Lemp v. Lemp

184 P. 222 | Idaho | 1919

BUDGE, J.

This is an appeal from a judgment of the district court affirming an order of the probate court of Ada county, allowing respondent, Mary W. Lemp, the petitioner therein, $50 per month out of the estate of decedent, Edward Lemp.

*395A petition had been filed in the probate court for an allowance of $100 per month, alleging, among other things, that the petitioner was the widow of the decedent. Appellants filed an application for a hearing on the petition, together with their objections to the granting thereof, and a written offer of proof to sustain such objections. This offer contained no denials of any of the allegations of the petition for family allowance, but consisted of certain affidavits attached to the application for a hearing upon the petition. No witnesses were called or examined, and no application was made to the court for a continuance or for additional time within which to procure witnesses. It is admitted that the petitioner was the widow of decedent, and had never, at any time, received any money or property of any kind from his estate since his death.

The appeal to the district court was on questions of law alone. The principal, if not the only, ground relied upon by appellants upon this appeal relates to the fourth objection filed in the probate court, which is as follows:

“For the reason that petitioner is not a member of decedent’s family, she having voluntarily separated from him more than two years before his death.”

There is only one way in which the evidence can be reviewed upon appeal from the probate court, and that is by an appeal on questions of law and fact. (Rev. Codes, see. 4836.) Even such an appeal does not properly involve what is commonly understood as a review of the evidence, for in such cases the trial must be de novo. Upon this question this court has held that:

“When the appeal to the district court was completed and the case transferred to that court by appeal, the case stood there for retrial, and whether or not evidence was offered in the probate court is of no consequence whatever.” (Estate of Christensen, 15 Ida. 692, 99 Pac. 829; Kent v. Dalrymple, 23 Ida. 694, 132 Pac. 301.)

When, as in this case, the appeal to the district court is upon questions of law alone, that court can review only such *396questions of law as were raised in the probate court upon the record. (Estate of McVay, 14 Ida. 56, at 69, 93 Pac. 28, 31.)

Appellants lay great stress upon the contention' that the showing that respondent was the widow of decedent is not sufficient to establish prima facie that she was a member of decedent’s family, and insist that the burden was upon respondent to introduce affirmative evidence upon this point. We cannot agree with this contention. In the absence of any showing to the contrary, the presumption is”that decedent’s widow was a member of his family. The supreme court of Indiana, discussing this point, has said:

! ‘ It was not necessary for the claimant to show in her petition that she had not deserted her husband, and that she was not living in adultery at the time of his death. In the absence of averment and proof to the contrary, the presumption is in favor of chastity and that a wife has not abandoned her husband to live in adultery with another.” (Sherwood v. Thomasson, 124 Ind. 541, 24 N. E. 334.)

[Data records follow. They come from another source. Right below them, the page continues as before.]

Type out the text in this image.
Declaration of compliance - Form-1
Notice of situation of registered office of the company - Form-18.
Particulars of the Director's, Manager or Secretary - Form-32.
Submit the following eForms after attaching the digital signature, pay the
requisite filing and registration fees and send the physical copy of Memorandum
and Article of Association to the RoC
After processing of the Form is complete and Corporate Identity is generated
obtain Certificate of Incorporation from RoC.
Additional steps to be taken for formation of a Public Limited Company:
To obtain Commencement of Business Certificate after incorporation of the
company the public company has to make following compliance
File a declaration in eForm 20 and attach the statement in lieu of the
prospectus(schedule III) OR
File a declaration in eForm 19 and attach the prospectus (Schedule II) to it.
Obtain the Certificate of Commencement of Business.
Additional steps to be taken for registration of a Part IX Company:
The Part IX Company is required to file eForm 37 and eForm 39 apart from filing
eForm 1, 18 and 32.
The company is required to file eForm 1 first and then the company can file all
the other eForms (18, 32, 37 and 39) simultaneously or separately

To the same effect are In re Estate of Edwards, 58 Iowa, 431, 10 N. W. 793; Jones v. Cooner, 142 Ga. 127, 82 S. E. 445; Linares v. De Linares, 93 Tex. 84, 53 S. W. 579; O’Neill’s Estate, 11 Pa. Co. Ct. Rep. 491; Gray v. Ray, 19 Ga. App. 510, 91 S. E. 901.

All of the foregoing authorities sustain the proposition that the burden is upon the objector to rebut the prima facie right of the widow to her allowance, and to sustain the objection thereto based upon the ground that the widow was not a member of decedent’s family.

Upon the record before us, it is difficult to see how the district court could have done otherwise than to affirm the order of the probate court.

The judgment is affirmed. Costs are awarded to respondent.

Morgan, C. J., and Rice, J., concur.